Increasingly arrogant after inheriting his wife's fortune, the Colonel fires the Peaceful boys after they have the temerity to save a condemned hunting hound and they are grateful to be hired by Farmer Cox (Keith Bartlett), who treats them fairly while working them hard. However, while the now-teenage Tommo (George MacKay) nurses a secret crush on Molly (Alexandra Roach), Charlie (Jack O'Connell) acts upon his lust for her and she falls pregnant.  Distraught at the dual betrayal, Tommo attends their wedding with little enthusiasm and, when war breaks out, he lies about his age to a recruiting sergeant (Anthony Flanagan) and finds himself in the trenches under the baleful eye of Sergeant Hanley (John Lynch).

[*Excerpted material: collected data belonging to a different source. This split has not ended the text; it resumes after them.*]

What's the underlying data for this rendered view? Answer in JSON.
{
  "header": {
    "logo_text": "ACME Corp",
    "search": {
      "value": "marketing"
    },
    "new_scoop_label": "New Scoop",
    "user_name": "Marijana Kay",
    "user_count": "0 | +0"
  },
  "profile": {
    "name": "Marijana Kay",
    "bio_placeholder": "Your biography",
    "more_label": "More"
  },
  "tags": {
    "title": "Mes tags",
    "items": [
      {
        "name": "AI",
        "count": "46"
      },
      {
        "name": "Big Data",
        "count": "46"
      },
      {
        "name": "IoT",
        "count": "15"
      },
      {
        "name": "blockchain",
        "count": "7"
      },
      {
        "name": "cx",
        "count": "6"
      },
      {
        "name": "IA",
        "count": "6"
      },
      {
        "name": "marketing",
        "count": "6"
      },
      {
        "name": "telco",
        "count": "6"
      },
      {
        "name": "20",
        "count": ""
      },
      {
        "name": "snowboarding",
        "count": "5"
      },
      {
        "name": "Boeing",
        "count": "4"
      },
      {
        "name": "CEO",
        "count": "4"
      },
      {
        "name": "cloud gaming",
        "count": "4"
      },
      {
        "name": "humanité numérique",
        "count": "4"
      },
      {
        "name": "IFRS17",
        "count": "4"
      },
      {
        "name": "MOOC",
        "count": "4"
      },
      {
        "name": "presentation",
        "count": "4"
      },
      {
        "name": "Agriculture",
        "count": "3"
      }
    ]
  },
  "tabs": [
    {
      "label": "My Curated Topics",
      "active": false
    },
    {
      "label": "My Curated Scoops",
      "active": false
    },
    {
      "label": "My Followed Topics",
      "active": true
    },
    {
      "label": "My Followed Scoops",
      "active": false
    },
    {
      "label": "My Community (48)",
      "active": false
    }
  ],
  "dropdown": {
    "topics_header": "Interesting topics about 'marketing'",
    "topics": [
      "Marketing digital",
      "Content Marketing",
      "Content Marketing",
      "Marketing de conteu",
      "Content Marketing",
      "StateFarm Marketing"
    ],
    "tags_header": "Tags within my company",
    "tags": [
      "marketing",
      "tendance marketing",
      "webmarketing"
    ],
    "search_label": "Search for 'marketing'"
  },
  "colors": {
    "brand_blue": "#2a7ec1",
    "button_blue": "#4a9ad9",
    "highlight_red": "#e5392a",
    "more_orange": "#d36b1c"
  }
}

Unwilling to stay at home and play dutiful husband while his pals are having an adventure overseas, Charlie also joins up. But he is less willing to tolerate Hanley's bullying and leads his mates to the nearby village for a night's carousing that sees Tommo fall for the innkeeper's daughter, Anne (Eline Powell). He is left to his own devices, however, when Charlie is wounded and sent back to Blighty. Thus, when Anna is killed by some stray shrapnel, Tommo is close to despair and is hugely relieved when Charlie ignores Molly's pleas and returns to duty in time to protect him in a foxhole after he is shell-shocked during an advance across No Man's Land.

This decision to place family above a battlefield order gives Hanley the opportunity he has been waiting for and both privates are charged with insubordination and cowardice in the face of the enemy. Appeals for clemency are made to General Douglas Haig (David Yelland) at headquarters safely distant from the enemy. But one Peaceful had to be made to pay the ultimate price and the story ends with Tommo arriving home to make good on his promise to look after Molly and his toddler nephew.

Played with admirable sincerity by a notable ensemble, this is well-meaning effort to teach younger viewers about the social conditions that existed on the eve of the Great War and the toll that the conflict took on an already put-upon populace. Ably abetted by production designer Adrian Smith and cinematographer Jerzy Zielinski, O'Connor invokes a Hardyesque idyll in the initial sequences before slowly starting to expose the consequences of class division and the first rumblings of proletarian protest. However, Simon Reade's politicised sloganising sounds decidedly clumsy and, with Rachel Portman's insistent score constantly manipulating audience emotions, the overall tone lurches disconcertingly between Ripping Yarns, The Monocled Mutineer, Downton Abbey and the latter incarnation of Upstairs Downstairs.

The depiction of the villains is particularly awkward, with both Richard Griffiths and John Lynch seeming to have been encouraged to exaggerate caricatured mannerisms, while Frances de la Tour's gold-digger resembles a minor character from a forgotten Dickens novel. By contrast, the principal juveniles frequently feel distractingly anachronistic, with O'Connell's laddish belligerence sitting uncomfortably alongside Roach's simpering flirt and MacKay's sulky self-pity. Thus, impeccable though the intentions might be, this potentially harrowing saga is consistently undermined by mawkish melodramatics.